From Conventional Methods to Large Language Models: A Systematic Review of Techniques in Mobile App Review Analysis
This paper focuses on app review analysis techniques, driven by the rapid advancement of the mobile app market and NLP techniques in optimizing mobile app user experiences.
Owing to technological advancements, app review analysis has rapidly evolved. This study examines both conventional and emerging techniques, including current advancements such as large language models (LLMs) in app review analysis. It provides an overview of the various methods used across different categories of app review analysis, comparing effective strategies for identifying user concerns and enhancing app functionality.
A systematic review was utilized based on two major standard guidelines, PRISMA and Kitchenham’s guidelines, for the period of 2014 to 2024. After defining the review protocol, papers were identified through keyword-based searches on six major online databases: Scopus, Web of Science, IEEE Xplore, ACM Digital Library, Science Direct, and Springer. Following screening and excluding papers based on defined quality criteria, 53 papers were considered for this study. The use of PRISMA ensures a transparent and reproducible review process, while Kitchenham’s guidelines provide a structured and rigorous approach for evaluating and synthesizing the literature.
This review study aims to evaluate the current state of knowledge on app review analysis techniques to improve mobile app user experiences. This study categorized the existing state-of-the-art papers into eight different categories, such as sentiment analysis, review classification, summarization, and prioritization, and examined challenges related to app review analysis. Furthermore, the study emphasizes the potential of LLMs for optimizing and automating app review analysis and provides future directions to address gaps in user-centric app development.
Among the eight main categories defined in app review analysis, sentiment analysis is the most prevalent, followed by review classification and information extraction. Most studies use a combination of these categories to achieve a comprehensive goal. Prioritization techniques such as risk matrices, thumbs-up count-based approach, and anomaly detection are widely used to identify emerging issues. Extracting meaningful information and evaluating the proposed approach are the most common challenges identified. Novel LLMs, like Chat-GPT, significantly enhance review analysis by automating the process, improving feature extraction, and enabling context-aware review classification.
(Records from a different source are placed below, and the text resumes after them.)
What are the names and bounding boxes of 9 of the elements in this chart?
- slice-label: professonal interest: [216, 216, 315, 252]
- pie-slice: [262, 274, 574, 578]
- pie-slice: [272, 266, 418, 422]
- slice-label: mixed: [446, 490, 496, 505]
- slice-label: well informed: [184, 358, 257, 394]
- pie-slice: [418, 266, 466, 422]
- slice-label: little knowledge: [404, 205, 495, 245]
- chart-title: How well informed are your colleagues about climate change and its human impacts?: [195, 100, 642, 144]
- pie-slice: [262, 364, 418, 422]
The combination of conventional approaches and novel LLM-based methods can enhance both the efficiency and accuracy in identifying and addressing critical issues raised through mobile app user reviews. It effectively prioritizes user concerns by leveraging the strengths of both traditional preprocessing techniques and advanced LLMs.
Researchers are encouraged to explore the integration of emerging technologies like LLMs to enhance the of app review analysis, particularly in feature-specific sentiment analysis.
The results of this study contribute to enhancing the mobile app user experience through effective app review analysis, which improves user satisfaction and supports user-centered app development. This ultimately leads to a better mobile app ecosystem, benefiting both users and developers.
In the future, this research can be extended in multiple directions. Researchers can address the existing research gaps that LLMs have yet to address, particularly in prioritizing user concerns. Additionally, there is potential for further research on tool implementations focusing on identifying persistent issues through time series analysis by considering the app version and date of the app reviews. Moreover, there is a need to develop comprehensive frameworks that are more generalizable across different apps and categories, with a focus on identifying user concerns related to specific features.